I could sense in Road to Nowhere the spirit of a young filmmaker: needless to say, young in spirit, mature in experience, and in full possession of his means. It’s the kind of movie I prefer -a modest production, but ambitious in what is essential: the radical commitment between author and subject. In “Road to Nowhere” the subject is none other than that eternal song, the relationship between film and life.
Eternal song in which the cinema presents itself as the funerary art par excellence, able to make the dead return from the afterlife. Just like in the legend, according to which the Book of Thot was deposited thousands of years in a grave, next to Imhotep, High Priest buried alive for a love crime.
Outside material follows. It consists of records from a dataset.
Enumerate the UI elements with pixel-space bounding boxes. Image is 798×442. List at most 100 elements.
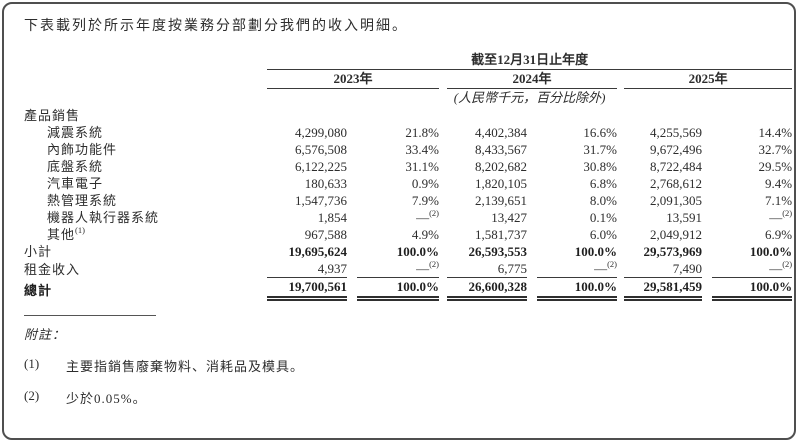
percent-cell: —(2) (416, 207, 439, 225)
amount-cell (267, 107, 347, 124)
row-label: 其他(1) (47, 224, 85, 242)
notes-divider (24, 315, 156, 316)
footnote-ref: (2) (429, 207, 439, 218)
year-header-row: 2023年 2024年 2025年 (24, 69, 793, 89)
column-gap (527, 107, 537, 124)
column-gap (617, 278, 624, 299)
column-gap (439, 158, 447, 175)
column-gap (702, 158, 712, 175)
percent-cell: 100.0% (749, 244, 793, 259)
row-label: 總計 (24, 282, 53, 298)
unit-note-row: (人民幣千元，百分比除外) (24, 89, 792, 108)
column-gap (702, 141, 712, 158)
column-gap (702, 175, 712, 192)
item-row: 熱管理系統 1,547,736 7.9% 2,139,651 8.0% 2,091,305… (24, 192, 792, 209)
column-gap (347, 175, 357, 192)
percent-cell: 8.0% (589, 193, 617, 208)
column-gap (439, 141, 447, 158)
column-gap (617, 226, 624, 243)
footnote-ref: (2) (782, 258, 793, 269)
amount-cell: 1,820,105 (475, 176, 527, 191)
column-gap (617, 124, 624, 141)
footnote-ref: (1) (75, 224, 85, 235)
column-gap (617, 158, 624, 175)
column-gap (702, 278, 712, 299)
percent-cell: —(2) (357, 259, 439, 278)
column-gap (527, 209, 537, 226)
percent-cell: 16.6% (583, 125, 617, 140)
amount-cell: 19,700,561 (267, 278, 347, 301)
row-label: 汽車電子 (47, 176, 104, 191)
percent-cell: 4.9% (411, 227, 439, 242)
percent-cell: 6.9% (765, 227, 793, 242)
column-gap (347, 107, 357, 124)
amount-cell: 2,091,305 (650, 193, 702, 208)
subtotal-row: 小計 19,695,624 100.0% 26,593,553 100.0% 29,573… (24, 243, 792, 260)
percent-cell: 7.9% (411, 193, 439, 208)
notes-heading: 附註： (24, 327, 67, 342)
amount-cell: 1,854 (317, 210, 347, 225)
amount-cell: 29,573,969 (643, 244, 703, 259)
column-gap (702, 260, 712, 278)
percent-cell: 0.9% (411, 176, 439, 191)
year-header-2023: 2023年 (267, 69, 439, 89)
amount-cell: 6,775 (447, 260, 527, 278)
period-header-row: 截至12月31日止年度 (24, 51, 793, 70)
note-text: 少於0.05%。 (66, 391, 147, 406)
year-header-2025: 2025年 (624, 69, 793, 89)
amount-cell: 4,255,569 (650, 125, 702, 140)
amount-cell: 1,547,736 (295, 193, 347, 208)
item-row: 減震系統 4,299,080 21.8% 4,402,384 16.6% 4,255,56… (24, 124, 792, 141)
column-gap (527, 192, 537, 209)
percent-cell: 33.4% (405, 142, 439, 157)
column-gap (617, 175, 624, 192)
column-gap (347, 226, 357, 243)
column-gap (702, 243, 712, 260)
column-gap (347, 260, 357, 278)
amount-cell: 13,591 (666, 210, 702, 225)
column-gap (439, 209, 447, 226)
column-gap (617, 209, 624, 226)
column-gap (617, 192, 624, 209)
item-row: 機器人執行器系統 1,854 —(2) 13,427 0.1% 13,591 —(2) (24, 207, 793, 226)
section-row-product-sales: 產品銷售 (24, 107, 792, 124)
amount-cell: 7,490 (624, 260, 702, 278)
column-gap (439, 260, 447, 278)
year-header-2024: 2024年 (447, 69, 617, 89)
unit-note: (人民幣千元，百分比除外) (453, 90, 606, 105)
percent-cell (537, 107, 617, 124)
column-gap (527, 175, 537, 192)
column-gap (702, 192, 712, 209)
amount-cell: 26,593,553 (468, 244, 528, 259)
column-gap (617, 243, 624, 260)
item-row: 其他(1) 967,588 4.9% 1,581,737 6.0% 2,049,912 6.… (24, 224, 793, 243)
item-row: 汽車電子 180,633 0.9% 1,820,105 6.8% 2,768,612 9.4… (24, 175, 792, 192)
column-gap (702, 209, 712, 226)
percent-cell: 100.0% (712, 278, 793, 301)
column-gap (439, 192, 447, 209)
column-gap (702, 226, 712, 243)
footnote-ref: (2) (607, 258, 617, 269)
percent-cell: 100.0% (396, 244, 439, 259)
note-number: (2) (24, 388, 40, 403)
row-label: 機器人執行器系統 (47, 210, 160, 225)
percent-cell: 30.8% (583, 159, 617, 174)
column-gap (617, 260, 624, 278)
percent-cell: 100.0% (537, 278, 617, 301)
percent-cell: 100.0% (574, 244, 617, 259)
amount-cell: 13,427 (491, 210, 527, 225)
period-header: 截至12月31日止年度 (267, 51, 793, 70)
amount-cell (447, 107, 527, 124)
row-label: 底盤系統 (47, 159, 104, 174)
item-row: 底盤系統 6,122,225 31.1% 8,202,682 30.8% 8,722,48… (24, 158, 792, 175)
column-gap (617, 107, 624, 124)
column-gap (439, 243, 447, 260)
percent-cell: 31.1% (405, 159, 439, 174)
column-gap (527, 260, 537, 278)
percent-cell: 14.4% (758, 125, 793, 140)
percent-cell: 6.8% (589, 176, 617, 191)
percent-cell (712, 107, 792, 124)
rental-income-row: 租金收入 4,937 —(2) 6,775 —(2) 7,490 —(2) (24, 258, 793, 278)
percent-cell: —(2) (769, 207, 793, 225)
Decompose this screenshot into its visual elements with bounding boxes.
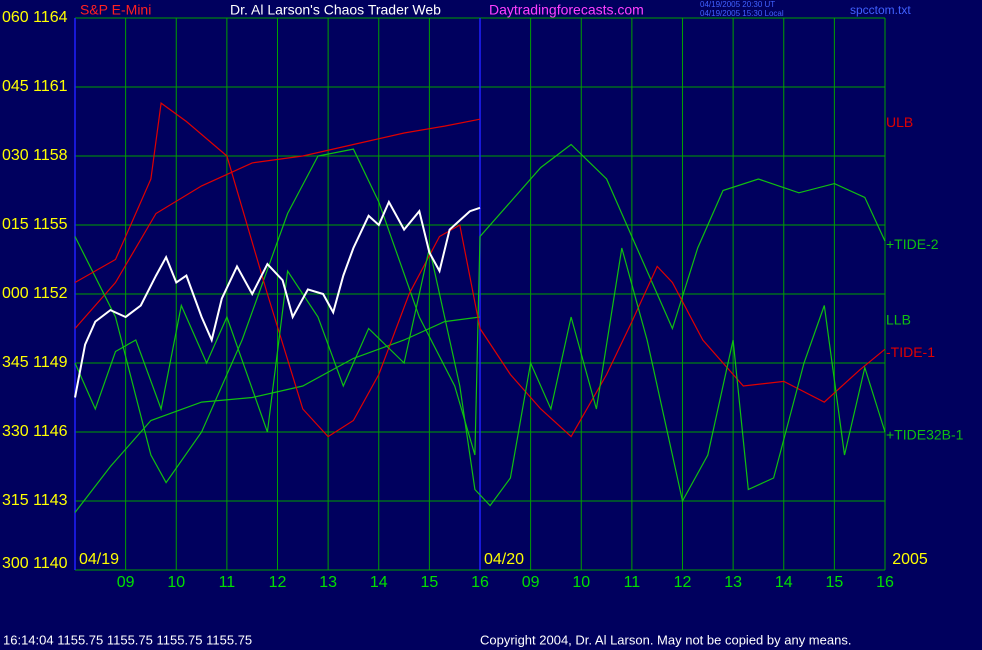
y-tick-label: 060 1164 xyxy=(2,9,68,26)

In a redemption act, also by love, movies bring back to us those who passed away. Apart from Sir Alfred Hitchock there was another master of this mistery: Ardath Bey-Imhotep, one of the most sublime reincarnations of Boris Karloff. Just take a look to the picture I’m sending, where he stares at us intensely, while his oil lamp illuminates the most ancestral darkness. Once his love endeavour failed (for he not only wanted to rescue his lover’s body, but also her soul) he was forever reduced to ashes, along with the Book of Thot. It reminds me of your movie Two-Lane Blacktop, in whose last reel the frames were given to the fire.
Maybe that’s why Ardath Bey-Imhotep’s image has appeared to me like a watchword, claiming to reign over this postcard I’m writing, from a place erased off the maps. A place called Cinema, well known by you, beyond all the roads that lead to nowhere.
May you have health and many more movies to come.